Morris berjalan pelan menuju kantor manajer, meninggalkanku yang termenung sendiri di dapur kafe.
Aku duduk di sofa sembari melamun.
Morris adalah adik kembarku yang paling sabar dan baik. Tapi dia mendapat cobaan seberat itu. Penyakit kanker paru-paru yang sudah hampir satu tahun menggerogotinya itu bisa kubayangkan pasti sangat menyiksanya. Aku baru mengetahui dia menderita penyakit itu sekitar dua bulan yang lalu.
Saat itu, aku yang baru saja pulang dari bekerja menemukan Morris yang tak sadarkan diri di dapur. Darah membasahi mulut dan bajunya. Bau amis darah memenuhi ruangan. Awalnya aku mengira ada yang telah menyakitinya. Aku pikir, rumah kami di datangi pencuri dan Morris yang saat itu memergoki mereka dan menjadi korbannya.
Aku panik setengah mati saat itu. Aku hanya sendirian dan bingung harus berbuat apa. Segera ku ambil handphone dari dalam tasku. Saat aku akan menelpon polisi, tiba-tiba Morris membuka matanya. Kubatalkan untuk menghubungi polisi.
“Morris, kau kenapa?” kataku dengan khawatir sambil membantu Morris bangun.
Morris tampak salah tingkah. Dia hanya terdiam sambil memandangi kaos kuningnya yang basah oleh darah merah.
Tanpa menunggu Morris menjawab, aku segera mengambil tisu dari tasku dan membersihkan darah yang melekat di sekitar mulut dan lehernya.
“Apakah ada yang melukaimu?” tanyaku.
Morris hanya menggelengkan kepala. Rambutnya yang cokelat sebahu tampak terkena darah sehingga ada bagian yang melekat.
“Lalu, apa yang membuat darah sebanyak ini melekat di tubuhmu?”

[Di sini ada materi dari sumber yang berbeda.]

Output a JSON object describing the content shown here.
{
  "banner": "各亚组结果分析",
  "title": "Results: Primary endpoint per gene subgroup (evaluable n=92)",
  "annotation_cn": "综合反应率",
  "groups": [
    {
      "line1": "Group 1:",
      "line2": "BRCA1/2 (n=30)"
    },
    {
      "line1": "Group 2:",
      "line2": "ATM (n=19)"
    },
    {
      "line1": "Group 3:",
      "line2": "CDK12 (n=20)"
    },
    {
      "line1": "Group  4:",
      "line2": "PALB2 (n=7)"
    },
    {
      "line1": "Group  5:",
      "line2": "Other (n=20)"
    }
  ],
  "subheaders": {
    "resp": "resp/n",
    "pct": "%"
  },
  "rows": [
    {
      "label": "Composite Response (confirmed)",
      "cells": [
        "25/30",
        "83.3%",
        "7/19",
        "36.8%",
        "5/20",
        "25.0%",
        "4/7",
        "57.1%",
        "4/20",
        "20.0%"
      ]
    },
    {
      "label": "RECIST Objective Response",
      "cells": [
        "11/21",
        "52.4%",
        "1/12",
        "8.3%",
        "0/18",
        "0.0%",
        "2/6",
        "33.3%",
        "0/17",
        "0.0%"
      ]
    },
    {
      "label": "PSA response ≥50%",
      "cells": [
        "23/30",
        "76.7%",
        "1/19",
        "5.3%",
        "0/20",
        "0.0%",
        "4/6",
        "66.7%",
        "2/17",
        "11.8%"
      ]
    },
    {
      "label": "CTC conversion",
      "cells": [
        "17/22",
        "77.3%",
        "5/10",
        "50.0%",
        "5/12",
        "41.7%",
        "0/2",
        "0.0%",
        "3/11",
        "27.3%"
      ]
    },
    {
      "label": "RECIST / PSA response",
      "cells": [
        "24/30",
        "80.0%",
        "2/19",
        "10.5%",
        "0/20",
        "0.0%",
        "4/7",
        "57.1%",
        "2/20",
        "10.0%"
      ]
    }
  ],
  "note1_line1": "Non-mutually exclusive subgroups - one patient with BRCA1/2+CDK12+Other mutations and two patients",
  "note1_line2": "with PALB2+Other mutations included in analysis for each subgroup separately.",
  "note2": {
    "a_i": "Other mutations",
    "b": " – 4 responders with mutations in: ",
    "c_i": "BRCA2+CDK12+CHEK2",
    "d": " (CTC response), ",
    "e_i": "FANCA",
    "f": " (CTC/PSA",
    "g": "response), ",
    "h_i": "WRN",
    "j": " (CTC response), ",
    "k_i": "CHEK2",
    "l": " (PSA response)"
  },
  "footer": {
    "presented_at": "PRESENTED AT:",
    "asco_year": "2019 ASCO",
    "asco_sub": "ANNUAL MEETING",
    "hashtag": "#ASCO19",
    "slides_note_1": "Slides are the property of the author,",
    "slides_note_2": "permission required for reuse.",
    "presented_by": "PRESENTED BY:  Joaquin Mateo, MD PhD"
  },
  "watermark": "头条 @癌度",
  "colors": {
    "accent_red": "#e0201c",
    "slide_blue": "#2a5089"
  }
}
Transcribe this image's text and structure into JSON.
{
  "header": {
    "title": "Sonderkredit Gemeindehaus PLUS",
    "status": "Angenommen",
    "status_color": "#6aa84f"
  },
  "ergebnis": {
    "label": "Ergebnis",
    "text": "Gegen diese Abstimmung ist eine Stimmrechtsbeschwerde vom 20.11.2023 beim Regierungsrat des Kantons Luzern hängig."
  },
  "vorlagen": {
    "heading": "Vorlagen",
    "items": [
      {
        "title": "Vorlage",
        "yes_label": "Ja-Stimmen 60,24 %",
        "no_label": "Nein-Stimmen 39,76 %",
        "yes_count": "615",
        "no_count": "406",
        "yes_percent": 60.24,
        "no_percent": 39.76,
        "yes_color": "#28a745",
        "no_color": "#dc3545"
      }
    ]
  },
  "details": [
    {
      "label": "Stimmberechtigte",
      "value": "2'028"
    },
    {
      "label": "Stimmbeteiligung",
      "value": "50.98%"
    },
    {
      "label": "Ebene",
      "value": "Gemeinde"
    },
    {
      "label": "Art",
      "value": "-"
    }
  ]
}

Morris hanya diam, tak berani memandangku.
“Morris?”
Morris menarik nafas panjang lalu menatapku dengan sedih. “maaf, kak,” ucapnya, lemah.
“Maaf untuk apa?”
“Maaf karena aku tidak menceritakannya dari awal,” kata Morris yang semakin membuatku bingung.
“Aku tidak mengerti maksudmu. Apa yang tidak kau ceritakan padaku?” tanyaku sambil memperhatikan wajahnya yang tampak berusaha untuk kuat.
“Aku sakit, kak. Hampir satu tahun ini aku mengidap kanker paru-paru.”
Aku tersentak sambil menatap Morris dengan wajah tak percaya. Adik kembarku ini mengidap kanker paru-paru dan dia menyembunyikannya dariku.
“Maaf, kak,” ucap Morris dengan sedih. “Aku cuma tidak ingin merepotkan kakak.”
“Tapi kamu tidak merepotkan kakak. Sudah kewajiban kakak bila harus membantu adik kakak yang sakit. Ayo kita ke dokter sekarang!”
Morris hanya memandangku lalu berkata, “justru itu, kak. Morris tidak ingin merepotkan kakak dengan mengeluarkan uang percuma untuk mengobati sakitku ini.”
“Apa maksudmu dengan percuma? Bukankah kamu sendiri yang bilang pada kakak kalau kita tidak boleh menyerah. Lalu kenapa sekarang kamu menyerah?”
“Penyakitku ini sudah stadium lanjut, kak. Aku sudah memeriksakannya ke dokter. Dan pengobatannya akan menghabiskan banyak biaya. Aku masih ingat perkataanku. Aku juga tidak menyerah melawan penyakitku ini, kak. Tapi saat ini, sekolah Kevin paling penting. Aku dan kakak sama-sama tahu kalau Kevin memiliki masa depan yang lebih baik. Kita juga tahu dia tahu bagaimana membalas budi kakak-kakaknya. Jadi, aku lebih ingin melihat Kevin sukses daripada mengobati sakitku yang belum pasti sembuh. Aku tidak ingin mengorbankan masa depan Kevin.”
“Tapi, bukan berarti harus mengorbankan kesehatanmu, kan?” sanggahku.